The US Justice Department has charged three North Korean computer programmers in a broad range of global hacks.
Federal prosecutors said the hacks include an attack targeting an American movie studio and an extortion scheme aimed at attempting to steal more than 1.3 billion US dollars from banks and other financial institutions.
The newly-unsealed indictment builds on an earlier criminal case brought in 2018 and adds two additional North Korean defendants.
Prosecutors identified all three as members of a North Korean military intelligence agency and said they carried out hacks at the behest of the government with a goal of using stolen funds for the benefit of the regime. Alarmingly to US officials, the defendants worked at times from locations in Russia and China.

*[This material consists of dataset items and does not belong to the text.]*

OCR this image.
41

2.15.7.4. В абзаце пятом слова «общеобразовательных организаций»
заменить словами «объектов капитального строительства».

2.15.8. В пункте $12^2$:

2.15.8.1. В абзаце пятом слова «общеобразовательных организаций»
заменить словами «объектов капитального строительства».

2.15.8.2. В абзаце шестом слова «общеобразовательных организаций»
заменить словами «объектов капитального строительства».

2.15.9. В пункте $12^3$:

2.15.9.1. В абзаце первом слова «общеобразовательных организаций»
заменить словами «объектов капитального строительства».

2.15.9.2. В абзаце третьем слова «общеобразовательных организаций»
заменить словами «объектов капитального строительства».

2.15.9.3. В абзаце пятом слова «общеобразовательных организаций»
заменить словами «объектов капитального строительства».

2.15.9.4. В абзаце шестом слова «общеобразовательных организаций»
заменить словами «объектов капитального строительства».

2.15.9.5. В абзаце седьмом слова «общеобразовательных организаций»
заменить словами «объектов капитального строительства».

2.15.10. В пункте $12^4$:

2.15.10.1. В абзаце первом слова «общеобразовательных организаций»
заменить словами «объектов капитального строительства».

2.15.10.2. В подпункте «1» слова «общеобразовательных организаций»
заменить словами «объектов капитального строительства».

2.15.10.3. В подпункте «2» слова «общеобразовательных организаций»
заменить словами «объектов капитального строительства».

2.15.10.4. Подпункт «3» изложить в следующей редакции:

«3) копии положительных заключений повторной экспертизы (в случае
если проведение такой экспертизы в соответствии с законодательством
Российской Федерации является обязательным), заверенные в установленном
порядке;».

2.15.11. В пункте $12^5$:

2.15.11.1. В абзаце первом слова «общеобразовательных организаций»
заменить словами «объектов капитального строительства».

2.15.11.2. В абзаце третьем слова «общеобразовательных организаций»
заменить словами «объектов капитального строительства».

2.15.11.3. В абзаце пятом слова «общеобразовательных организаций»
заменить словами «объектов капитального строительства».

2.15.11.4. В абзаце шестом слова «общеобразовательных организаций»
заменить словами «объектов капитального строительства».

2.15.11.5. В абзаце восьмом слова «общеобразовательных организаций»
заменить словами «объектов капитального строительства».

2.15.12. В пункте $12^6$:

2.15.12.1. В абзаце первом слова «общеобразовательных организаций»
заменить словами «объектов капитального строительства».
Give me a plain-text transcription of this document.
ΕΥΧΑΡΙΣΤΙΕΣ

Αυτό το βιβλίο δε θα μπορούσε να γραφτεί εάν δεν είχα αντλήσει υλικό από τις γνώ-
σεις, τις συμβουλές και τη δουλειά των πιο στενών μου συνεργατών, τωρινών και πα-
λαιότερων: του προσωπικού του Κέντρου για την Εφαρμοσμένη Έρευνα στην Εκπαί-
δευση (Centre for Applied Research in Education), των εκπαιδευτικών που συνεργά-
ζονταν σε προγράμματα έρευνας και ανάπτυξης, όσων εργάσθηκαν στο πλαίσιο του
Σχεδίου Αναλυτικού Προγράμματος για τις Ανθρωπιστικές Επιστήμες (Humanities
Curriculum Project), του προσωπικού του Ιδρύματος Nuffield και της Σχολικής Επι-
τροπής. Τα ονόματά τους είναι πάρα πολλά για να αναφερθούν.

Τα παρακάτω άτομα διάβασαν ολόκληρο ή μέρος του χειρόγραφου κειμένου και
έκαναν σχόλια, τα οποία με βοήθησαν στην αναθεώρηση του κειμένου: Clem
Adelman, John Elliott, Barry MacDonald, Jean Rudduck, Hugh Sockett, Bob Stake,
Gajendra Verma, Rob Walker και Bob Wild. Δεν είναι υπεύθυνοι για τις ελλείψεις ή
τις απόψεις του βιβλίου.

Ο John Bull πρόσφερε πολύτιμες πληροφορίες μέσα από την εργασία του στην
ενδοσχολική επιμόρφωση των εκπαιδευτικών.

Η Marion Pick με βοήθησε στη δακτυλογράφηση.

Law enforcement officials say the prosecution underscores the profit-driven motive behind the North Korean criminal hacking model, a contrast from other adversarial nations like Russia, China and Iran who are generally more interested in espionage, intellectual property theft or even disrupting democracy.
As the US announced its case against the North Koreans, the government was still grappling with an intrusion by Russia of federal agencies and private corporations that officials say was aimed at information-gathering.
“What we see emerging uniquely out of North Korea is trying to raise funds through illegal cyber activities,” including the theft of traditional and cryptocurrency, as well as cyber extortion schemes, said assistant attorney general John Demers, the Justice Department’s top national security official.
Because of their economic system and sanctions imposed on the country, he added: “They use their cyber capabilities to try to get currency wherever they can do that, and that’s not something that we really see from actors in China or Russia or in Iran.”
None of the three defendants is in American custody, and though officials do not expect them to travel to the US for prosecution, Justice Department officials have, in recent years, found value in indicting foreign government hackers even in absentia as a message that they are not anonymous and can be identified and implicated in crimes.